Laras berasal dari Surabaya, di sebuah desa yang sedikit jauh dari pusat gemerlap kota Surabaya. Cewek berusia dua puluh tahun itu adalah calon mahasiswa semester akhir di sebuah kampus swasta Jakarta. Laras bukan berasal dari keluarga ningrat, tapi bapaknya adalah pemilik beberapa hektar sawah dan kandang sapi di desa, karena itu Laras cukup beruntung bisa mengenyam pendidikan sampai jenjang kuliah, meskipun beberapa persen dari uang kuliah dibayar oleh beasiswa mahasiswa berprestasi kampus, tapi untuk biaya hidup Laras tidak merasa kekurangan. Namun semua itu bukan berarti akan melepaskan Laras dari jeratan kisah Siti Nurbaya. Laras ditentukan akan bertunangan dengan Rangga Liem alias Angga. Pertunangan itu dilandaskan atas dasar balas budi Hartono Liem pada Susanto, bapak Laras yang pernah menampung Hartono dulu saat pertama kali membuka bisnis. Sejak berada di sekolah menengah Angga bersekolah di Amerika, namun entah mengapa ia tiba-tiba kembali ke Indonesia dan menerima pertunangannya dengan Laras. Di pertemuan pertama mereka Angga memberikan kesan menyenangkan, ia baik dan sopan, begitupun seterusnya, membuat Laras berpikir tidak ada alasan untuk menolak perjodohan itu. Bahkan Laras bisa memberikan penilaian seribu dari seratus atas kesabaran Angga saat pertama kali mengajari Laras tentang seluk beluk kota Jakarta.
Bagi Laras Angga adalah segalanya. Tapi itu dulu. Dalam semalam semua berubah. Angga berhasil menghancurkan Laras sampai berkeping-keping, membuat Laras merasa jijik, bahkan untuk sekedar menyapa cowok itu.
“Apa aku sejelek itu ya? Sampai Mas Angga tega sama aku?”

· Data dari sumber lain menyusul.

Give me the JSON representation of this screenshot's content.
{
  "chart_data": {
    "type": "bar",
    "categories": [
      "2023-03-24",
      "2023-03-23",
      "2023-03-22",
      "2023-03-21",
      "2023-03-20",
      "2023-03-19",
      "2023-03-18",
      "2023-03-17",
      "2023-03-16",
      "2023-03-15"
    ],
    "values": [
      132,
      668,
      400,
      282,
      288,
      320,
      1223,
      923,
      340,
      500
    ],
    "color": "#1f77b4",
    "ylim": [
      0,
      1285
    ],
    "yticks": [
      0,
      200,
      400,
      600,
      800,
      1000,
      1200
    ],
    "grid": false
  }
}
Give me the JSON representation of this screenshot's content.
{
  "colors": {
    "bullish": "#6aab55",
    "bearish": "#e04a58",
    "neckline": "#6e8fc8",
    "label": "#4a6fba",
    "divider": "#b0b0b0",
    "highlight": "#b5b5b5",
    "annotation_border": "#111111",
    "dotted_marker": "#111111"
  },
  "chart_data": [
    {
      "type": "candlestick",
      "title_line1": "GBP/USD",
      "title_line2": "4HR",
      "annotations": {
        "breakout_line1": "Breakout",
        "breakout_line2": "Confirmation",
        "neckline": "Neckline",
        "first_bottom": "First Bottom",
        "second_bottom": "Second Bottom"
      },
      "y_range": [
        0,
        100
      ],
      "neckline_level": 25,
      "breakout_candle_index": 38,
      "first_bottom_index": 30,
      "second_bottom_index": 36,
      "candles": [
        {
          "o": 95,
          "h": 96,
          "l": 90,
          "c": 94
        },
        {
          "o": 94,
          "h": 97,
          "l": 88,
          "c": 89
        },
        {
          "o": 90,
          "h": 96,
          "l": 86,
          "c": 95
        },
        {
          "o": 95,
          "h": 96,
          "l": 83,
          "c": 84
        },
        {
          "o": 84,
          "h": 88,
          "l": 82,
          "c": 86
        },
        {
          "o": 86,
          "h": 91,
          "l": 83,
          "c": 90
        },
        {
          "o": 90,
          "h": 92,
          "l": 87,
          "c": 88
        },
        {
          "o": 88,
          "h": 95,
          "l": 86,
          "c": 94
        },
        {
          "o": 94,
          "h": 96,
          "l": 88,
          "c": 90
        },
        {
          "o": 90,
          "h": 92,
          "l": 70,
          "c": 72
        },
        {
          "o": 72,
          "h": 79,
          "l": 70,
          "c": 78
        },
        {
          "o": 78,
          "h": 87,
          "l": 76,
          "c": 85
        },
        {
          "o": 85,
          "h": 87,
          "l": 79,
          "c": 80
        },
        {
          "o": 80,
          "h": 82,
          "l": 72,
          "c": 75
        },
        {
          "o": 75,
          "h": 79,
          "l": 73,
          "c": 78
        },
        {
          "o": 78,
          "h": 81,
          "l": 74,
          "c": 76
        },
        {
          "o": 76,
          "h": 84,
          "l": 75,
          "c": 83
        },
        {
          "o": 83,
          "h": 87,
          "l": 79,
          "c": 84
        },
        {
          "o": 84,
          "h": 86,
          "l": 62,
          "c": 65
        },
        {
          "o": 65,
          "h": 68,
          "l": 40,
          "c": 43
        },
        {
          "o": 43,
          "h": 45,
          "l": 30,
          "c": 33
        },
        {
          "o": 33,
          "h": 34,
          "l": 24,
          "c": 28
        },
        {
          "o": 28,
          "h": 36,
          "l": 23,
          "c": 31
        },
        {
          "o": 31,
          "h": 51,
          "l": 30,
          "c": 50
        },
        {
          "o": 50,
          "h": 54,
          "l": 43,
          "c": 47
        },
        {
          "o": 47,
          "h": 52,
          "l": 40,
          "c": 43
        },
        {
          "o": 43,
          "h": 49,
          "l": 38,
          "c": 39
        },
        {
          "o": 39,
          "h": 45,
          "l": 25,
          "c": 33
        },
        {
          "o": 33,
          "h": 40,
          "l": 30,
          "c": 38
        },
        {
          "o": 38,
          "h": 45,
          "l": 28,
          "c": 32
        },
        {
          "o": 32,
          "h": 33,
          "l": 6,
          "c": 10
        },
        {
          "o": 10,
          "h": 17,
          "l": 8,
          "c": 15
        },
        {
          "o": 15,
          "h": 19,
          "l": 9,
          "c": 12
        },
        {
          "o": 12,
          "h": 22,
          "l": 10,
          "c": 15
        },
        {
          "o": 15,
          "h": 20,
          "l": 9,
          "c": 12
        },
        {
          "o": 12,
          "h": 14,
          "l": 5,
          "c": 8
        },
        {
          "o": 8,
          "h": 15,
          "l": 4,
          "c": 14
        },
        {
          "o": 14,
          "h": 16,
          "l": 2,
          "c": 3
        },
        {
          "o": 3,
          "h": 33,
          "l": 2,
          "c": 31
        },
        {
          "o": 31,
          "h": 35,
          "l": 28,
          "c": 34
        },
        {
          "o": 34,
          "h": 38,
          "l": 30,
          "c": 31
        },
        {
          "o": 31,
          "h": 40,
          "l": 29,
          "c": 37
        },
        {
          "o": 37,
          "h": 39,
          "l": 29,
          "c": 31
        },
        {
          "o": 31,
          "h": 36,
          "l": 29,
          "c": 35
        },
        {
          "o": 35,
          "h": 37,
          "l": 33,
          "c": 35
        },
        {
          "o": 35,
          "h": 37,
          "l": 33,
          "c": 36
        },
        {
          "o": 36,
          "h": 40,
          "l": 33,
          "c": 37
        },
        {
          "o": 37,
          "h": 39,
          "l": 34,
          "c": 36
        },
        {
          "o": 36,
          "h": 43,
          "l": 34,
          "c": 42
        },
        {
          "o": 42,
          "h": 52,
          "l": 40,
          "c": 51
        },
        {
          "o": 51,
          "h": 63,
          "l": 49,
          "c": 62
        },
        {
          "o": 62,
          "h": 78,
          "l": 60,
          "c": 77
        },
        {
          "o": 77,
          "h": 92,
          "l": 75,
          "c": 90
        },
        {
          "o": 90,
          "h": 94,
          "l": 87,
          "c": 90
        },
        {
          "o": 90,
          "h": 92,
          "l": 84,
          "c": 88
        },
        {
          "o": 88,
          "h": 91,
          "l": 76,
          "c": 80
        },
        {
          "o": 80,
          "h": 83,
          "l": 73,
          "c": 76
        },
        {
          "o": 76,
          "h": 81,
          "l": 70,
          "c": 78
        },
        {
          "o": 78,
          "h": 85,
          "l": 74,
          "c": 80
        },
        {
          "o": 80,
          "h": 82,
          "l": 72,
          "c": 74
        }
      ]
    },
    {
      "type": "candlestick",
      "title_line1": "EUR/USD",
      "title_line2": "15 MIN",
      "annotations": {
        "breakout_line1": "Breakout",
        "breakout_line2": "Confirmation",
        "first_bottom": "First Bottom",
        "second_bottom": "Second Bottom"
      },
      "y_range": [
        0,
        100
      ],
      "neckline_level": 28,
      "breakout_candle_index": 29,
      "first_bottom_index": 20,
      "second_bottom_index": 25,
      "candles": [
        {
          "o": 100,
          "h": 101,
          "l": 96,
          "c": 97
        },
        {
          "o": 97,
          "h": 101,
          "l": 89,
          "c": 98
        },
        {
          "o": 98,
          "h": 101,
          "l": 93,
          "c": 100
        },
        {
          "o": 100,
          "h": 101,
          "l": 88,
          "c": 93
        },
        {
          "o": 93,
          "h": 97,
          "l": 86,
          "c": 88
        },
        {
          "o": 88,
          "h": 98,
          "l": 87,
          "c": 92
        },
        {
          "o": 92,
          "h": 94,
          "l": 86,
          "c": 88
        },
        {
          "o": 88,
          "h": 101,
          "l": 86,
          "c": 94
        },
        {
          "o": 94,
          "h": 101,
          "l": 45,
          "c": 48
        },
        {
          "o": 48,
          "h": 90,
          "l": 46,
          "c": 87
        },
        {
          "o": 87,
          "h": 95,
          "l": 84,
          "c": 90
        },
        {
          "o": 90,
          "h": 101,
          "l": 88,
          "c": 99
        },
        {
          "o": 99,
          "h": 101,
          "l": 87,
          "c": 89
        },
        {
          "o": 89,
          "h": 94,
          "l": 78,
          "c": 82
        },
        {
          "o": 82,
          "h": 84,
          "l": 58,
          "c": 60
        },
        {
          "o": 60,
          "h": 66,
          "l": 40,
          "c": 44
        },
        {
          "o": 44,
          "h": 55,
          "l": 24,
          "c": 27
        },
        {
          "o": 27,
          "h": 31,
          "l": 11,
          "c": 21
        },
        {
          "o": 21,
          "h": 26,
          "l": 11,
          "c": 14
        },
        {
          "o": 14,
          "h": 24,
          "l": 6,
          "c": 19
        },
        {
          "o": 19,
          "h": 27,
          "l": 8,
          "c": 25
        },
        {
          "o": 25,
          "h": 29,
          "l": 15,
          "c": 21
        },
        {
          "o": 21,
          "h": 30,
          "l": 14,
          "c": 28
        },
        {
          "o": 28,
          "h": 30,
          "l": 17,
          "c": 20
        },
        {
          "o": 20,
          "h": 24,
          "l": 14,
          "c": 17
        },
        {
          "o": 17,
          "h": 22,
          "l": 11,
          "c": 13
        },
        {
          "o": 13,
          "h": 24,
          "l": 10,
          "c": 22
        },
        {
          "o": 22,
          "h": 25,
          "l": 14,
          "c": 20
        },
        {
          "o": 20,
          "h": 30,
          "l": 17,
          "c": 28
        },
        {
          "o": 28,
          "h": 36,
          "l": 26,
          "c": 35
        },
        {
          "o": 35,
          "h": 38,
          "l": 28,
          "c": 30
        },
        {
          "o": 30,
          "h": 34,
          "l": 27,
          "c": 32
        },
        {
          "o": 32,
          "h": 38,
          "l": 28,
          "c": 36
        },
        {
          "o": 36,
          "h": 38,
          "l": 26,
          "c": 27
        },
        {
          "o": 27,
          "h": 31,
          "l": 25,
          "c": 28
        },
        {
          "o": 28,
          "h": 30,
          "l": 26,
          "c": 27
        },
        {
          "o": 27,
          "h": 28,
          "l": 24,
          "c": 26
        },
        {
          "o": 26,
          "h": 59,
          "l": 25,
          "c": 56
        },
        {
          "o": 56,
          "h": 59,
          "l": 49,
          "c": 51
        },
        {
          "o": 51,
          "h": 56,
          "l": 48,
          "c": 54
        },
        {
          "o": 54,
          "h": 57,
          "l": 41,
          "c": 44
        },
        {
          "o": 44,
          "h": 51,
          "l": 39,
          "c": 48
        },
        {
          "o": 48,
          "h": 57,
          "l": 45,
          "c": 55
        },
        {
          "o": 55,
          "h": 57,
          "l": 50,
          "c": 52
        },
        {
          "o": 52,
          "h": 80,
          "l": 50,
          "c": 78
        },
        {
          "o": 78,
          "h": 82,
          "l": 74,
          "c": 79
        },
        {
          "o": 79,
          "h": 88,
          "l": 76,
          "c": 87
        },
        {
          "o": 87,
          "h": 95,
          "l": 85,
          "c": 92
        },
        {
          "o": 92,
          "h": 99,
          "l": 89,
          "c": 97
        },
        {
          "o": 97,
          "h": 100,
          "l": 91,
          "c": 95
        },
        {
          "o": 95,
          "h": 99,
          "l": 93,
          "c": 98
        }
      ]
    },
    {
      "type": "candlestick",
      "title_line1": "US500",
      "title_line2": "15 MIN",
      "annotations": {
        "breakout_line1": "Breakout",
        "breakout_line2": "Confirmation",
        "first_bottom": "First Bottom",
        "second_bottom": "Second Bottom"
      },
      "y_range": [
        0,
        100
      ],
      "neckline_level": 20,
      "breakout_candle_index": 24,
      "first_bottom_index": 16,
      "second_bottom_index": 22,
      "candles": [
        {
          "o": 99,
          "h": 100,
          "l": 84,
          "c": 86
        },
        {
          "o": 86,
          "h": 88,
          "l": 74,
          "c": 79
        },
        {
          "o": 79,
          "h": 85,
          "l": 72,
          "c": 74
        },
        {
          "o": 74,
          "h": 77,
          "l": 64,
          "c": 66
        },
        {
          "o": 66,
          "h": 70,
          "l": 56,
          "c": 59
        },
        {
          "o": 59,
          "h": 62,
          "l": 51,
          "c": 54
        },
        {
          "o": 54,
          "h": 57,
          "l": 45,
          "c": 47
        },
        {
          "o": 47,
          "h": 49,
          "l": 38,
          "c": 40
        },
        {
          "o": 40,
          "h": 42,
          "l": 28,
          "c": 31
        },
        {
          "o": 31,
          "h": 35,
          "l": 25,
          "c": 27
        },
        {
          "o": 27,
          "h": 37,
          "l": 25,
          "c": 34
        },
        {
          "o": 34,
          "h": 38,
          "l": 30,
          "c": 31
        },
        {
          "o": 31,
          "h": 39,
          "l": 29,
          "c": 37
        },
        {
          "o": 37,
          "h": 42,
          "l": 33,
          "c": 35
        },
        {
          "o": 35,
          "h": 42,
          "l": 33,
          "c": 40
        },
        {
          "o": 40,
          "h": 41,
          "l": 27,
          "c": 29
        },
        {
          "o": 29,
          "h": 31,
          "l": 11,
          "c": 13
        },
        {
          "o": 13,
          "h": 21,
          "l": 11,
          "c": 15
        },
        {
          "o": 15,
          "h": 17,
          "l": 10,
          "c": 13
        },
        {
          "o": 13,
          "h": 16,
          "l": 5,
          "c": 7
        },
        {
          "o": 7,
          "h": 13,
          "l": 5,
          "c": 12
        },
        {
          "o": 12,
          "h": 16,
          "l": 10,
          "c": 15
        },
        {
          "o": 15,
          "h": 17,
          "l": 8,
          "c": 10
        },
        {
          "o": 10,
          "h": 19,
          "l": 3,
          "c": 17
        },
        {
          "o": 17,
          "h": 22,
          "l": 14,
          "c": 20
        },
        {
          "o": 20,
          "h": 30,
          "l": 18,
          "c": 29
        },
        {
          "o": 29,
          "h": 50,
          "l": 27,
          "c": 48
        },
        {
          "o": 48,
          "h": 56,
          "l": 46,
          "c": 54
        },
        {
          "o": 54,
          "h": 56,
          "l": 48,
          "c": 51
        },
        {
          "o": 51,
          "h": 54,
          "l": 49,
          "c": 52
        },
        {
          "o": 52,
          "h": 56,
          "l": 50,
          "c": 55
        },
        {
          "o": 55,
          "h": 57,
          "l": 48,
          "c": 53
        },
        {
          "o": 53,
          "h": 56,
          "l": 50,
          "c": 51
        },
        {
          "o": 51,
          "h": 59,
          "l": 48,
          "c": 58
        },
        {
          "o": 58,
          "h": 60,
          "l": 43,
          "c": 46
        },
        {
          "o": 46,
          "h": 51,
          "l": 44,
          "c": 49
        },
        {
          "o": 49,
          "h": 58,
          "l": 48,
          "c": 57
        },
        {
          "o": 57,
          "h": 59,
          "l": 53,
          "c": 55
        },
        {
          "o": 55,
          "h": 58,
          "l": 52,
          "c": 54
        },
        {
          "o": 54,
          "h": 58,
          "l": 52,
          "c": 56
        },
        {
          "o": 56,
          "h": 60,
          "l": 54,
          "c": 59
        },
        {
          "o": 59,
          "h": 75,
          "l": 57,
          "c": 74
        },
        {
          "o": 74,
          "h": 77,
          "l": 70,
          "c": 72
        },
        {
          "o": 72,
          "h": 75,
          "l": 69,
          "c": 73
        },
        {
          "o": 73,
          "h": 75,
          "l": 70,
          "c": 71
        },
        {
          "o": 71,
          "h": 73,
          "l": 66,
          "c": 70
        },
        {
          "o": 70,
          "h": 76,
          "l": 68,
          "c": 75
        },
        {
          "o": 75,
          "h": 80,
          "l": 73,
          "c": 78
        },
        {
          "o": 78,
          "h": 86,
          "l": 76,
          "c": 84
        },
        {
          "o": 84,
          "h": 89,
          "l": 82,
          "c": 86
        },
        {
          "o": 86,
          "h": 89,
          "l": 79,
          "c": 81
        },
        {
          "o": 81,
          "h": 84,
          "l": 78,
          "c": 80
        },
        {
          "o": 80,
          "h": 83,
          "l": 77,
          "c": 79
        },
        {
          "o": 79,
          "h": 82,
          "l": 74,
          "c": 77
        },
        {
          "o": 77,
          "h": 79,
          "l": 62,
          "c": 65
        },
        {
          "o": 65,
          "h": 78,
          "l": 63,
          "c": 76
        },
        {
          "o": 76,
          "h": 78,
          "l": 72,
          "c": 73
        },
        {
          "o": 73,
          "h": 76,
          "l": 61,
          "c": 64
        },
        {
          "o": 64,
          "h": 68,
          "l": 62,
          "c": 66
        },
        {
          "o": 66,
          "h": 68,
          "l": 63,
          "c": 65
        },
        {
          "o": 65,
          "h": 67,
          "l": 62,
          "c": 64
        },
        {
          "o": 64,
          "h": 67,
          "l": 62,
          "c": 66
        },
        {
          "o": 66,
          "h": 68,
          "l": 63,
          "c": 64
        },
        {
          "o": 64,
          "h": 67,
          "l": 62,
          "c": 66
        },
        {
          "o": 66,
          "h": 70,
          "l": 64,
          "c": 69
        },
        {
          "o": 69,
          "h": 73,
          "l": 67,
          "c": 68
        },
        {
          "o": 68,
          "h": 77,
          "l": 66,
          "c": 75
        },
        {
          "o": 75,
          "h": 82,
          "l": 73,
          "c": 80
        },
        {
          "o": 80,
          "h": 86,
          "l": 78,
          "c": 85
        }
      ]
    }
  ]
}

“Lu tuh nggak jelek Ra, lu manis. Cuman perlu pembaharuan dari segi pilih-pilih baju aja” ceplos Amel langsung kena sikut Manda.
“Aku nggak terlalu ngerti cara pilih baju Mel, kalo menurut aku nyaman dan sopan, yaudah aku pakai itu”
“Loh kan ada gue disini sebagai penasehat lu.”
Laras langsung menggeleng keras. “Nggak Mel, makasih. Aku mending pakai kaos dari karung dibanding ikut gayamu.”
Amel mendengus mencubit Laras. Gaya berpakaian Amel memang cenderung cukup nyentrik. Kegilaannya pada musik metal membuat cewek itu tidak peduli berapa banyak piercing, tatto, ataupun kaos bergambar aneh yang selalu ia pakai setiap ke kampus. Bahkan Amel acap kali menjadi bulan-bulanan dosen pancasila yang merasa terganggu dengan ripped jeans Amel.
“Ke kelas yuk” ajak Laras melirik jam tangan. Mereka menyusuri koridor utama kampus yang selalu ramai di jam-jam makan siang.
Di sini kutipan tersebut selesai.